Research needs space

     At this point, however, the Episcopal Church, once 
nearly alone in launching an effort to preserve church 
history, stands alone again as the only major faith group 
without a building dedicated to housing its archival 
resources, Duffy said. "It doesn't make sense for us to be 
a completely stand-alone operation," he said. "We're 
looking for space connected with a seminary, a college or a 
cultural institution."

     A new 35,000-square-foot facility, he points out, 
would accommodate all the archives, with room for digital 
conversion of documents and photos so that they are 
accessible from anywhere. The space would also allow the 
archives staff to organize educational programs focusing on 
Anglican and Episcopal Church history.

     "Even though we don't have a separate building, we are 
probably further along than many other churches in making 
the archives accessible," Duffy said, "but I think we will 
make real progress during the next triennium."

     The archives' board will ask General Convention to 
support the drive toward improving its electronic 
information resources and preservation effort.

     An important step, Duffy said, will be taken during 
June, when the archives go online to allow anyone to search 
the records for resolutions from previous general 
conventions.

     A third resolution will ask that the archives 
officially become "a central registry and place of deposit 
for the national church's published and printed resources." 
The resolution also urges dioceses to deposit copies of 
their periodicals and other publications. 
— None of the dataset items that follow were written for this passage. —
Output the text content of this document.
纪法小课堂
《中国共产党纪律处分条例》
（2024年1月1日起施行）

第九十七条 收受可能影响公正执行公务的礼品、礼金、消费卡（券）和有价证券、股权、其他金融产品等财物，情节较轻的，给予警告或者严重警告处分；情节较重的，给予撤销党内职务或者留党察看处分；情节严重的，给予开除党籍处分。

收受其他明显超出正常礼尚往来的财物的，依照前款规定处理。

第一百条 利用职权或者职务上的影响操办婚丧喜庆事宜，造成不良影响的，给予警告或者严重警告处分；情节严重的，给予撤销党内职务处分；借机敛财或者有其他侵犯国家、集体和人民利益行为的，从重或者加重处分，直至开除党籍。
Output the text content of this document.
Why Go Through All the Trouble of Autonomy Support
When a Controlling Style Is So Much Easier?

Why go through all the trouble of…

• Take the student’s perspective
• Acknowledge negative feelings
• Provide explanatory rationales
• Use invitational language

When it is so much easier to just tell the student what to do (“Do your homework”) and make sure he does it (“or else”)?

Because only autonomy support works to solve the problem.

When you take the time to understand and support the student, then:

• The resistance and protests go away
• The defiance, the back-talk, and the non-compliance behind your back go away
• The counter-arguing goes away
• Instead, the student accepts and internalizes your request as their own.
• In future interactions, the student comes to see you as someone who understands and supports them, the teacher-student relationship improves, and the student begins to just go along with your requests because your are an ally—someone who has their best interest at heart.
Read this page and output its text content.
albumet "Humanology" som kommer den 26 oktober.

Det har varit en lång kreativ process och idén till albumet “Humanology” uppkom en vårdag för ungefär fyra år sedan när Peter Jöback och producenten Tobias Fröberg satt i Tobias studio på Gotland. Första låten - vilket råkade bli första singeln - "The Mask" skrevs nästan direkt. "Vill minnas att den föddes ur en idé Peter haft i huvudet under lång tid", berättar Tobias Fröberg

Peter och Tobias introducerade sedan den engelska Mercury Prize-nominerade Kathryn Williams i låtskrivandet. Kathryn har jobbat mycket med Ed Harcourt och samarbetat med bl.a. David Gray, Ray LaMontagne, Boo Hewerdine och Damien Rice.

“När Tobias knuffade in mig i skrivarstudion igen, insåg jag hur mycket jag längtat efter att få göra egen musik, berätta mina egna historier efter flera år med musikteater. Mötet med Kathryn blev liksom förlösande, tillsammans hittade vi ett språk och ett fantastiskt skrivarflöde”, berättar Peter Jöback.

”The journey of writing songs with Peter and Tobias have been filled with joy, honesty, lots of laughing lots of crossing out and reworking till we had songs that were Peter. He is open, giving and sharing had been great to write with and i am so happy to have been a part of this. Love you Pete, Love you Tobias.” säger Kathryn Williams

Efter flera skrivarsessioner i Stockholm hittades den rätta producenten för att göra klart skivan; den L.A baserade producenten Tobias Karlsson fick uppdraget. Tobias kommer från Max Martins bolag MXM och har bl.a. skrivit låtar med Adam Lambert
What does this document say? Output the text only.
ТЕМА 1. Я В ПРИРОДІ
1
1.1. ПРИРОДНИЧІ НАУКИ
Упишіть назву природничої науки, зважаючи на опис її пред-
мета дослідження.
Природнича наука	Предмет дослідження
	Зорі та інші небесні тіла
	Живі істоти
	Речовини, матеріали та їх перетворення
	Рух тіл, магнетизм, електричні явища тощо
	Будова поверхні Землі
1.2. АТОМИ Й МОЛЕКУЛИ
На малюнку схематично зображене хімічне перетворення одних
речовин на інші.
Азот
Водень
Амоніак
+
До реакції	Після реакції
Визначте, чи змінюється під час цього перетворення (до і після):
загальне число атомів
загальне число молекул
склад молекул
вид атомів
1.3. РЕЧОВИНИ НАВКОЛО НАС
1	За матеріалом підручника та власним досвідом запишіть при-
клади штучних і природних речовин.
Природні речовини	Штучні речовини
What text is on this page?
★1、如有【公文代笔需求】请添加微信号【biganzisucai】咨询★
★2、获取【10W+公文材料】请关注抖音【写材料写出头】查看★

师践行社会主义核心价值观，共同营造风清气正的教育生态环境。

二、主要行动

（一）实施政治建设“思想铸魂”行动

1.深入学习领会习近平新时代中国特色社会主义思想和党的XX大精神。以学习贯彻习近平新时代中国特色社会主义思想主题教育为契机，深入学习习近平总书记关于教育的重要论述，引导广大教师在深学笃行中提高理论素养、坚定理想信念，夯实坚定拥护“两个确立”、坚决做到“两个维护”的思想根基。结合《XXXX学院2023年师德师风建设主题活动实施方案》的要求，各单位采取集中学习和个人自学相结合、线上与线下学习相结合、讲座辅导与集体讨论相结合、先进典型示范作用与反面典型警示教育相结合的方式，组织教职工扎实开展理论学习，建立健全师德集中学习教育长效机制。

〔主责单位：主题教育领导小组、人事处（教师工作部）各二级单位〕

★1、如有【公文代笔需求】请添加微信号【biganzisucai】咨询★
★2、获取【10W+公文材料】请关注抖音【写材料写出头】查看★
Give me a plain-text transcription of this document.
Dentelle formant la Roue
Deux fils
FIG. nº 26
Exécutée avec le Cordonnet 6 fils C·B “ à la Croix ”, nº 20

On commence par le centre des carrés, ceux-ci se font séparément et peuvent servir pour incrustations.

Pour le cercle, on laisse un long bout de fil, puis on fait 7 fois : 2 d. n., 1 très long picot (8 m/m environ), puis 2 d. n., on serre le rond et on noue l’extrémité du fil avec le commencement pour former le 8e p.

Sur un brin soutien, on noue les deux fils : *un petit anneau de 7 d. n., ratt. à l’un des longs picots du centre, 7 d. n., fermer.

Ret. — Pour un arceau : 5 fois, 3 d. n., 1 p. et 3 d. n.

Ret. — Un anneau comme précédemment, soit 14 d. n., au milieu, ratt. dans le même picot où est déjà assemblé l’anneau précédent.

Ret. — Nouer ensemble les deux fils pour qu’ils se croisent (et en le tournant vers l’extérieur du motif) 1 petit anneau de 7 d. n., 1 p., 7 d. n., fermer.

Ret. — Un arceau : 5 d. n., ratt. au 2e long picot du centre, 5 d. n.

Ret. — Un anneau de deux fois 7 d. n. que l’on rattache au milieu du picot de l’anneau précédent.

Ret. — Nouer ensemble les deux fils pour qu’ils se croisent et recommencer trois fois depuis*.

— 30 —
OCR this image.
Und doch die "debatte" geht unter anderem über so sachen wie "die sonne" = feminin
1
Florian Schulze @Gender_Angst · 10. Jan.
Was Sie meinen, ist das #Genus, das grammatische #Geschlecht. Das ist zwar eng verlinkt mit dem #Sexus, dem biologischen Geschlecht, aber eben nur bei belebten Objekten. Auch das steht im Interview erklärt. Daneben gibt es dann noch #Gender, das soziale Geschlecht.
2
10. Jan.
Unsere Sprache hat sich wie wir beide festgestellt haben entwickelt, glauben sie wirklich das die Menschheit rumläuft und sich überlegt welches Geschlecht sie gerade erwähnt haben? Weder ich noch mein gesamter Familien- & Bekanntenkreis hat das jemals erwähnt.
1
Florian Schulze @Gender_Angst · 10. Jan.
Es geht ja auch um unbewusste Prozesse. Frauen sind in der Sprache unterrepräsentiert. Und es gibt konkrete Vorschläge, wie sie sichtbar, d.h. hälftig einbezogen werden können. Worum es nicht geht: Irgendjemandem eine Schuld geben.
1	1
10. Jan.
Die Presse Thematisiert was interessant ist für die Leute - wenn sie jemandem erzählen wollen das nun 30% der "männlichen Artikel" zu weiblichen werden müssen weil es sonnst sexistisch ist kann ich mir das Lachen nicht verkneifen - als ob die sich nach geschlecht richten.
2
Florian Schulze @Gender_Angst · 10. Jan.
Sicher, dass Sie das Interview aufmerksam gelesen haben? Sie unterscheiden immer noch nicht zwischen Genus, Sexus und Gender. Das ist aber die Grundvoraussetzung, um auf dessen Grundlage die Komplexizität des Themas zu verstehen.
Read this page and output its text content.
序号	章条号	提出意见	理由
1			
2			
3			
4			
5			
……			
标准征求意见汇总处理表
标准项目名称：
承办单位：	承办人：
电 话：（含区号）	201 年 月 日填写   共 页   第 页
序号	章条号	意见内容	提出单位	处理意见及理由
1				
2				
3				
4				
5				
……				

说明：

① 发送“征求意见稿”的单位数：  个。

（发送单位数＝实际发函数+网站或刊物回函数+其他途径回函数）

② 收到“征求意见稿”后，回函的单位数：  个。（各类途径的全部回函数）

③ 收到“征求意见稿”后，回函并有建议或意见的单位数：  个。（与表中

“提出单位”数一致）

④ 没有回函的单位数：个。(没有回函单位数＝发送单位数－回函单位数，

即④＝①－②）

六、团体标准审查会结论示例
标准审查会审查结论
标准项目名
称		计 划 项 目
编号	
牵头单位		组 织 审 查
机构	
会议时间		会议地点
     Duffy noted that a larger space would allow the 
archives to work more with dioceses and parishes to 
document and preserve the church's local stories.

     "It's important to address this," Duffy said of the 
archives' future. "So much of our faith is built on text, 
on narrative, telling us where we've been. This isn't just 
an old, past thing--it's a way of telling new stories."

--Kathryn McCormick is associate director of the Episcopal 
Church's Office of News and Information.